Papa pede perdão pela escravidão e defende “desarmar” a Inteligência Artificial

 

O papa Leão XIV repercutiu mundialmente nesta segunda-feira (25) ao fazer dois movimentos considerados históricos em seu início de pontificado: pedir perdão pelo papel da Igreja Católica na escravidão e lançar sua primeira encíclica, Magnifica humanitas, dedicada aos impactos da Inteligência Artificial sobre a humanidade. O documento reúne reflexões sobre ética, tecnologia e dignidade humana e defende que a IA seja colocada a serviço do bem comum, sem se transformar em ferramenta de dominação, exclusão ou violência.

A declaração do pontífice sobre a escravidão teve ampla repercussão internacional e foi destacada pelo escritor e jornalista Laurentino Gomes, autor da trilogia Escravidão. Nas redes sociais, ele classificou o gesto como necessário e simbólico diante de uma das maiores feridas da história. Para Laurentino, reconhecer institucionalmente a participação histórica da Igreja ajuda a fortalecer a memória coletiva e amplia o debate sobre justiça e reparação.
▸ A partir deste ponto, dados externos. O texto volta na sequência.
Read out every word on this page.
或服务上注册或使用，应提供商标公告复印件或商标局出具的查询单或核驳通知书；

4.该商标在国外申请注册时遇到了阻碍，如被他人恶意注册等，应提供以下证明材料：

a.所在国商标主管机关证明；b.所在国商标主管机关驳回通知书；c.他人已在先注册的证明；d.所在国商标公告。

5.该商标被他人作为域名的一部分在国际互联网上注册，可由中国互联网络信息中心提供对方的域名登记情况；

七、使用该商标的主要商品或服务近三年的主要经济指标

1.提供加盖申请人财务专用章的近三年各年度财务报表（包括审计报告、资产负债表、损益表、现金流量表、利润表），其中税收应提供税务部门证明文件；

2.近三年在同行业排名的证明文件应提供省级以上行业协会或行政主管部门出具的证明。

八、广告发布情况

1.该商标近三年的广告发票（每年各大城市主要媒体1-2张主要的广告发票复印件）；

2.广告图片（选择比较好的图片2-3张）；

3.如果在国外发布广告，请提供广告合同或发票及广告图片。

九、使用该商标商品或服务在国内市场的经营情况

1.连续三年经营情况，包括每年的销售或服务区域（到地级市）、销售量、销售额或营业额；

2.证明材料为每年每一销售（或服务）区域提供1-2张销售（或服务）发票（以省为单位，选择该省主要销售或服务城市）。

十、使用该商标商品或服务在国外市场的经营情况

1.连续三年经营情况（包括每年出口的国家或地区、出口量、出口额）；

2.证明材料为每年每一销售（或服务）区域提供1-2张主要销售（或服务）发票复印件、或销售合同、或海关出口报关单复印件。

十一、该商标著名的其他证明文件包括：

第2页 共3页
No mesmo documento, Leão XIV ampliou a discussão para outro tema que considera decisivo para o presente e o futuro: a Inteligência Artificial. O papa afirmou que as novas tecnologias precisam ser “desarmadas” e libertadas de interesses que possam transformá-las em mecanismos de controle ou aprofundamento das desigualdades.

Segundo ele, a IA já interfere diretamente na vida cotidiana, influencia decisões públicas e privadas e também altera a forma como guerras são conduzidas, o que exige vigilância ética e responsabilidade coletiva.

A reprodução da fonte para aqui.